For the final shakedown of the products, we head to Lahti, known across the winter sports community for its ski jumps and for hosting 100 years of World Cup Cross-Country Skiing. The ski tracks, before they get covered in snow, are suitably soft gravel. Navigation taken on the highest of the six ski jumps, that can be seen towering above the city from miles around. It feels like the perfect location to prepare for our own cross-country season. Natural fartleks on the short, steep climbs make us work, whilst the descents allow us to stride out. It feels like the Finns have everything worked out—then we find out that their own XC season is short, very short, and doesn’t kick off until April.
As we get closer to the greyest day festival in Lahti—yep, it’s a thing—we’re not disappointed. The incessant rain and a deep chill hints that winter is very close. Being outside in these conditions gives us energy, the feeling of being scratched by the change in seasons with the elements washing over us, makes us feel like we’ve experienced full immersion in Finland. That, and our daily post-run saunas.
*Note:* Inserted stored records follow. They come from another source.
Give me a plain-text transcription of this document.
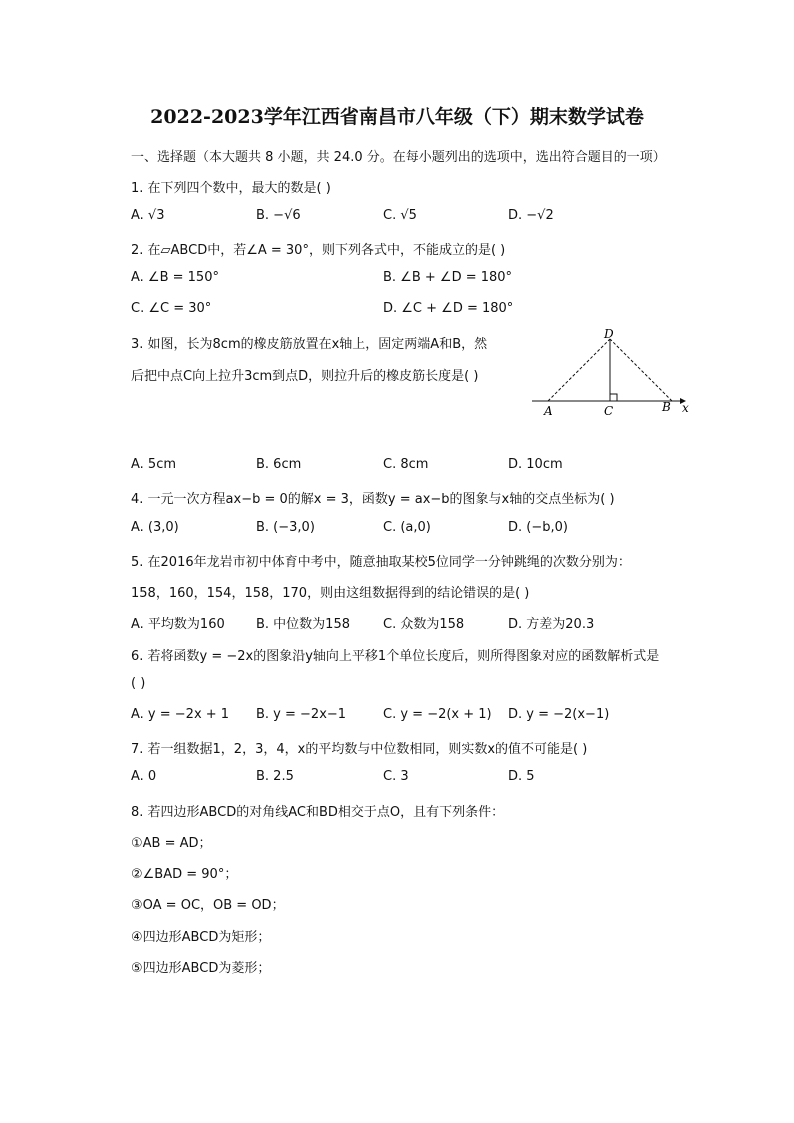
2022-2023学年江西省南昌市八年级（下）期末数学试卷
一、选择题（本大题共 8 小题，共 24.0 分。在每小题列出的选项中，选出符合题目的一项）
1. 在下列四个数中，最大的数是( )
A. √3	B. −√6	C. √5	D. −√2
2. 在▱ABCD中，若∠A = 30°，则下列各式中，不能成立的是( )
A. ∠B = 150°	B. ∠B + ∠D = 180°
C. ∠C = 30°	D. ∠C + ∠D = 180°
3. 如图，长为8cm的橡皮筋放置在x轴上，固定两端A和B，然
后把中点C向上拉升3cm到点D，则拉升后的橡皮筋长度是( )
D
A	C	B x
A. 5cm	B. 6cm	C. 8cm	D. 10cm
4. 一元一次方程ax−b = 0的解x = 3，函数y = ax−b的图象与x轴的交点坐标为( )
A. (3,0)	B. (−3,0)	C. (a,0)	D. (−b,0)
5. 在2016年龙岩市初中体育中考中，随意抽取某校5位同学一分钟跳绳的次数分别为：
158，160，154，158，170，则由这组数据得到的结论错误的是( )
A. 平均数为160 B. 中位数为158	C. 众数为158	D. 方差为20.3
6. 若将函数y = −2x的图象沿y轴向上平移1个单位长度后，则所得图象对应的函数解析式是
( )
A. y = −2x + 1 B. y = −2x−1	C. y = −2(x + 1) D. y = −2(x−1)
7. 若一组数据1，2，3，4，x的平均数与中位数相同，则实数x的值不可能是( )
A. 0	B. 2.5	C. 3	D. 5
8. 若四边形ABCD的对角线AC和BD相交于点O，且有下列条件：
①AB = AD；
②∠BAD = 90°；
③OA = OC，OB = OD；
④四边形ABCD为矩形；
⑤四边形ABCD为菱形；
We later find out that a few years ago the Helsinki tourist board ran a marketing campaign with the slogan ‘Nobody in their right mind would come to Helsinki in November. Except you, you badass. WELCOME!’ A fitting find post-trip, and one that felt even more ironic, as when the dawn of the ‘Greyest Day’ festival in Lahti arrived, we were treated to the first sight of blue sky and low sunlight, making us conclude that even nature can be as ironic as marketing agencies.